Hello everyone! My name is Andrew and I was born here in Fairbanks and reside in the North Pole area. As a kid, I was always running off into the woods and exploring everything it had to offer (I spent a lot of time poking mushrooms with cool sticks I found). Growing up my family took part in beekeeping for a few years, and rows of fireweed would grow along side the hives which would always make delicious honey. Today I still enjoy exploring and other outdoor activities like hiking, camping, kayaking, and fishing, and I try to get out in the sun a couple times every week. I am excited to learn more about the local vegetation since I enjoy blueberry picking around places that are outside of town and full of life. So far I have brewed blueberry mead with the blueberries I picked, which turned out to be pretty good. The image I chose is one I took when we were keeping bees and one happened to land on a wild flower next to me.

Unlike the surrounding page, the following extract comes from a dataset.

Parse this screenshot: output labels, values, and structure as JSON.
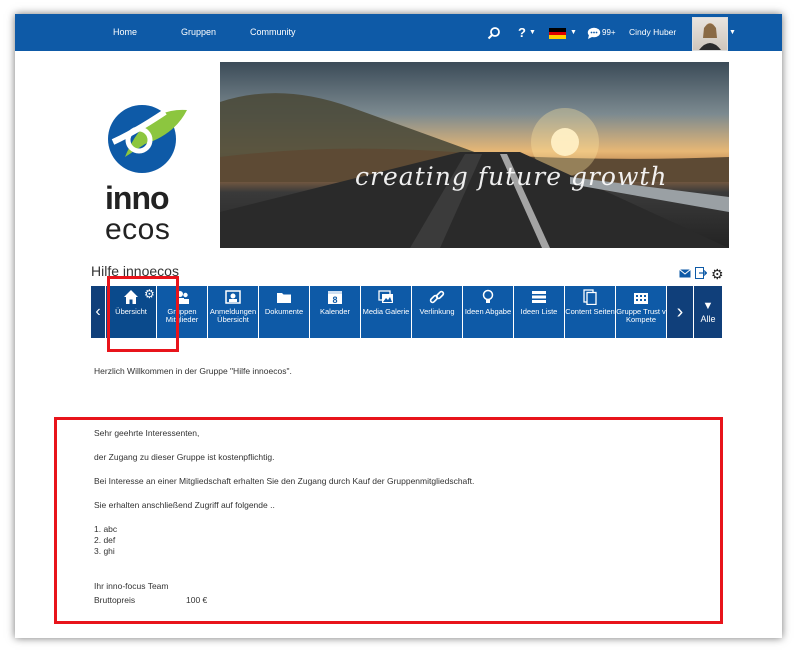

Hi! My name is AJ. I was born and raised in Alaska where I continue to reside, indefinitely. I honestly don’t think I will ever move out of this beautiful state (even though I am not a fan of the snow). I am enrolled in the UAF Elementary Education program and am expecting to graduate this coming spring after completing my internship during the 2022-23 school year. I currently live in the Meadow Lakes area, but I enjoy venturing out further in order to see new scenery that Alaska has to offer. I am taking this class for several reasons, but one of them is that I have always found Alaska flora to be very interesting as it has so many uses. For example, I enjoy making fireweed jelly and tea from the fireweed plant ( Chamerion Angustifolium). Even dandelions have their uses that I was not aware of until I became an adult. I hope to gain knowledge from this class that I will be able to pass along to my children that I homeschool as well as any students that I may have in the future as well.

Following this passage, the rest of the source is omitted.